Specialists On Call Renews Joint Commission Accreditation

February 15, 2012

Courtesy of Business Wire:

Specialists On Call, Inc. (SOC), the nation's leading provider of clinical telemedicine, announced today that it has completed its 2012 Joint Commission review and maintained their accreditation. SOC provides hospitals nationwide with immediate 24/7 access to board certified specialty physicians via telemedicine and delivers over 1,500 emergency consultations each month.

"This is a very big deal for Specialists On Call," commented Dr. Joe Peterson, CEO of SOC. "We've always distinguished ourselves by the clinical quality we offer hospitals and renewing our Joint Commission accreditation validates that commitment to excellence. Completing this Joint Commission Survey with no findings is rare and furthers our leadership position within the industry."

Specialists On Call was the first free-standing and commercial telemedicine service to earn Joint Commission accreditation and this latest evaluation was SOC's third formal review. To date, SOC has helped more than 40,000 patients and their family members with time sensitive clinical consultations via telemedicine.

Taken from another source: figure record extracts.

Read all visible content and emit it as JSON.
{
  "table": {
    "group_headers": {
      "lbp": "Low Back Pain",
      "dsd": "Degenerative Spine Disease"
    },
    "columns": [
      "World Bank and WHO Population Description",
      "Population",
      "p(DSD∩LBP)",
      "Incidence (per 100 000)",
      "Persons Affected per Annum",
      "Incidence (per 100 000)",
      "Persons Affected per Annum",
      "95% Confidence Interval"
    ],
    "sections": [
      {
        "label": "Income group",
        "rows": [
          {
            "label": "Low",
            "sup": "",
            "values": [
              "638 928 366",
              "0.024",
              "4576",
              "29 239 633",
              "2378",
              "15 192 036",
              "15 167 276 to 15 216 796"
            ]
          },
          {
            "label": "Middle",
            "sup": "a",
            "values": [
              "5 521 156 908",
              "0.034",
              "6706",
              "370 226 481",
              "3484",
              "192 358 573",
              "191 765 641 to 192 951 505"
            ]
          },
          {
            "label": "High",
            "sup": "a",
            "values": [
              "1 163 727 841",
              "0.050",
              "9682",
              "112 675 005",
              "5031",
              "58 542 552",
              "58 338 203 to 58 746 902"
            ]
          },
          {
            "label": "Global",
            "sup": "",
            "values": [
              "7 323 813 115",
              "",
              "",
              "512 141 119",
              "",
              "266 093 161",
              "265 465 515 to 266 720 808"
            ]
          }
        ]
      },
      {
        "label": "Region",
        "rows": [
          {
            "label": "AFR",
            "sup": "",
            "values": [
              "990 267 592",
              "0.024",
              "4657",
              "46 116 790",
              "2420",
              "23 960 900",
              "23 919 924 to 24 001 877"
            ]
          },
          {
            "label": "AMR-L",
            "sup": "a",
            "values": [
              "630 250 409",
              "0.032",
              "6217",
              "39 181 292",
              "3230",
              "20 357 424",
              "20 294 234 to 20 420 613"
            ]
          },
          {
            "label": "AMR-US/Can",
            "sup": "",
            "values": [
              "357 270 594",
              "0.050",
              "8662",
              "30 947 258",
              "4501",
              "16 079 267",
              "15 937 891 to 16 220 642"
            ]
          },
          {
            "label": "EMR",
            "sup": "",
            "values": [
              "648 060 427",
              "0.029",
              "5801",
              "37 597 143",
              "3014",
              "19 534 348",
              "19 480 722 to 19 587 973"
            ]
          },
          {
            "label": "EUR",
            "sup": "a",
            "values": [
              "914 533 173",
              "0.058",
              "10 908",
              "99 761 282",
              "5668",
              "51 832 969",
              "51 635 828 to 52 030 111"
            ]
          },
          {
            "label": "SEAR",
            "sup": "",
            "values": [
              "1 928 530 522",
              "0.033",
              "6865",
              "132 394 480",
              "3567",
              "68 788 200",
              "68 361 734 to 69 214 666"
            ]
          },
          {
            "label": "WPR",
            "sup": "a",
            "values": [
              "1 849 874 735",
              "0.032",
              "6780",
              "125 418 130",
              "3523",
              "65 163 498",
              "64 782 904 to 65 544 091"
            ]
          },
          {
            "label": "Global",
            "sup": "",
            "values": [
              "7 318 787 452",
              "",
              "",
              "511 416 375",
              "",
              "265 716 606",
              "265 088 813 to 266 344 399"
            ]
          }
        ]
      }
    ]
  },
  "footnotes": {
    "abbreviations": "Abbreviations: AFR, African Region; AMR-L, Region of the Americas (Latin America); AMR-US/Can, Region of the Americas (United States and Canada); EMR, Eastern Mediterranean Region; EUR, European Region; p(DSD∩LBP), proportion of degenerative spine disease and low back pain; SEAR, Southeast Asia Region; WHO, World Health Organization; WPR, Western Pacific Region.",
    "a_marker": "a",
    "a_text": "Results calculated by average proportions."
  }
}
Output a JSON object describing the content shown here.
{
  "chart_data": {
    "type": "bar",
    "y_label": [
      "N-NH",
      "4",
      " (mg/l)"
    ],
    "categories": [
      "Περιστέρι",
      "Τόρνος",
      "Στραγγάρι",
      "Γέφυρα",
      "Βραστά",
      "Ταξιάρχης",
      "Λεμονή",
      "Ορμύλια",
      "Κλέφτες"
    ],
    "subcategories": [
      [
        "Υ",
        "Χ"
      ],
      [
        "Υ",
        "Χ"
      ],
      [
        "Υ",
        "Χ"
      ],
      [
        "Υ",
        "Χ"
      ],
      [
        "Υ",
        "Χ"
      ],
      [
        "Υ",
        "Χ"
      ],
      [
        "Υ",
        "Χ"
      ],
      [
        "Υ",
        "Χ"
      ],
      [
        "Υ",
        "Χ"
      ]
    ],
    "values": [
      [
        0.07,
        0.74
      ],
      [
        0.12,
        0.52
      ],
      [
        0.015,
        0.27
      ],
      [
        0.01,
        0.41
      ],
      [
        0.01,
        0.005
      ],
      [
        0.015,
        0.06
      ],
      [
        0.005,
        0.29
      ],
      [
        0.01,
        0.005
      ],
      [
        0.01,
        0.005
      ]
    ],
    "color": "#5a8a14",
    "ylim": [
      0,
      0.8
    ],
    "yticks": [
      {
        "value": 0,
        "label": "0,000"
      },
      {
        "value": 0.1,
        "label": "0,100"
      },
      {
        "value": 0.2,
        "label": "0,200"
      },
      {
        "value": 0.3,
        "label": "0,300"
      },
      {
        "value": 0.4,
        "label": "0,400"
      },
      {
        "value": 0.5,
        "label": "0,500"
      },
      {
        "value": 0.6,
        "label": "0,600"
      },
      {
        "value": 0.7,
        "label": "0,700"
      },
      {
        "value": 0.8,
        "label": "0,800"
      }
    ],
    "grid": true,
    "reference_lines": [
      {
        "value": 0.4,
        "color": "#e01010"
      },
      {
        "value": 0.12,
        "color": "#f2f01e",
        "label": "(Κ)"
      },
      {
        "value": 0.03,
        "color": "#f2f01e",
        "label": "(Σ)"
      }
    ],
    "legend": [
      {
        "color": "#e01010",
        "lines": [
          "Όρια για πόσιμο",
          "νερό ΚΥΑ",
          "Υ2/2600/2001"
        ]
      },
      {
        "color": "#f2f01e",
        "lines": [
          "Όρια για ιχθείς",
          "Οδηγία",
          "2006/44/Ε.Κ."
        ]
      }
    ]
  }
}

SOC's growth plan for 2012 includes multiple new telemedicine service lines that address the nation's growing specialty physician shortage. Last year Specialists On Call launched an emergency telepsychiatry service for hospitals that are hard pressed to provide 24/7/365 psychiatric on-call coverage in their emergency room. Thus far, the telepsychiatry service has produced six times the consult volume that SOC's long-established teleneurology service generated during its first year.

About Specialists On Call

Specialists On Call, Inc. (SOC), is a Joint Commission-accredited organization that is changing emergency medicine. As the leading provider of emergency telemedicine consultations, SOC gives hospitals vital 24/7/365 access to more than 50 board certified, fellowship trained academic specialists, each with a minimum of 10 years experience. With operations on both coasts, SOC provides more than 1,500 emergency consultations per month for hospitals nationwide and hospital systems such as Vanguard Health Systems, HCA, Inc. and Tenet Healthcare Corporation.